Plusieurs participantes à ces ateliers ont ensuite pu mettre en œuvre leurs propositions afin de répondre à des besoins pressants au sein de leur quartier et communauté.
Amalya Khadunova était l’une d’elles et elle a depuis ouvert une aire de jeu écologique pour 30 enfants du village. Revenant sur son expérience lors de l’atelier, Amalya a déclaré : « La formation était exactement ce dont j’avais besoin, c’est exactement le genre d'initiative dont a besoin notre région. J’ai pu rencontrer des femmes politiques. J’ai même rencontré Diana Gasparyan, que j’admire tant. Cette formation m’a permis de préparer mon projet, un rêve que j’avais depuis longtemps. Je suis tellement contente d’avoir pu le mener à bien dans ma ville. Les ateliers m’ont apporté énormément, j’y ai beaucoup appris, comme la planification de projets, l’établissement des budgets, la gestion, la responsabilité et la transparence.
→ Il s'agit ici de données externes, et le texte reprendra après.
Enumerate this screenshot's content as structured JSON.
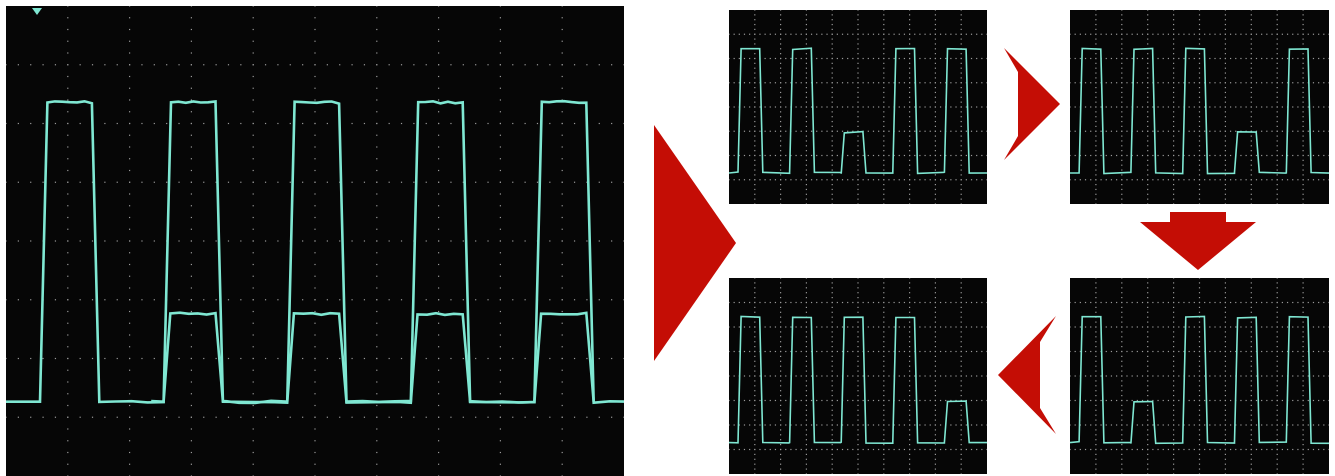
{
  "colors": {
    "background": "#ffffff",
    "screen": "#060606",
    "trace": "#7fe7d2",
    "grid": "#9a9a9a",
    "arrow": "#c40d05"
  },
  "scopes": [
    {
      "id": "main",
      "levels": [
        2,
        1,
        2,
        1,
        2,
        1,
        2,
        1,
        2,
        1
      ],
      "step": 1
    },
    {
      "id": "frame1",
      "levels": [
        2,
        2,
        1,
        2,
        2
      ],
      "step": 2
    },
    {
      "id": "frame2",
      "levels": [
        2,
        2,
        2,
        1,
        2
      ],
      "step": 2
    },
    {
      "id": "frame3",
      "levels": [
        2,
        1,
        2,
        2,
        2
      ],
      "step": 2
    },
    {
      "id": "frame4",
      "levels": [
        2,
        2,
        2,
        2,
        1
      ],
      "step": 2
    }
  ],
  "arrows": [
    {
      "id": "big-arrow",
      "direction": "right"
    },
    {
      "id": "arrow-1-to-2",
      "direction": "right"
    },
    {
      "id": "arrow-2-to-3",
      "direction": "down"
    },
    {
      "id": "arrow-3-to-4",
      "direction": "left"
    }
  ]
}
Ça a été un formidable tremplin pour moi. J’aimerais maintenant être un jour candidate aux élections municipales. »
Les projets financés par le WRH sont très variés, notamment une initiative d’activités artisanales pour les femmes, une entreprise de marketing et une représentation théâtrale mettant en scène les différentes formes de discrimination contre les femmes.
Le WRH organise également des projets intercommunautaires dans le cadre desquels les participants se rendent dans différentes régions d’Arménie pour profiter des expériences positives d’autres chefs de projets et mettre en place un groupe de soutien collectif destiné à aider les femmes dans leurs futures initiatives.
Le WRH prévoit désormais d’entreprendre un audit afin d’établir les niveaux de discrimination sur le marché du travail au sein des entreprises privées et publiques.
Karine et ses collègues s'intéressent de près aux prochaines élections locales prévues en 2021. Elles souhaitent voir le plus de femmes possible participer activement à ces élections et voir davantage de femmes endosser des responsabilités au sein des conseils municipaux. Et qui sait, peut-être que l’une des participantes du WRH sera la prochaine femme maire, emboîtant le pas à Diana Gasparyan.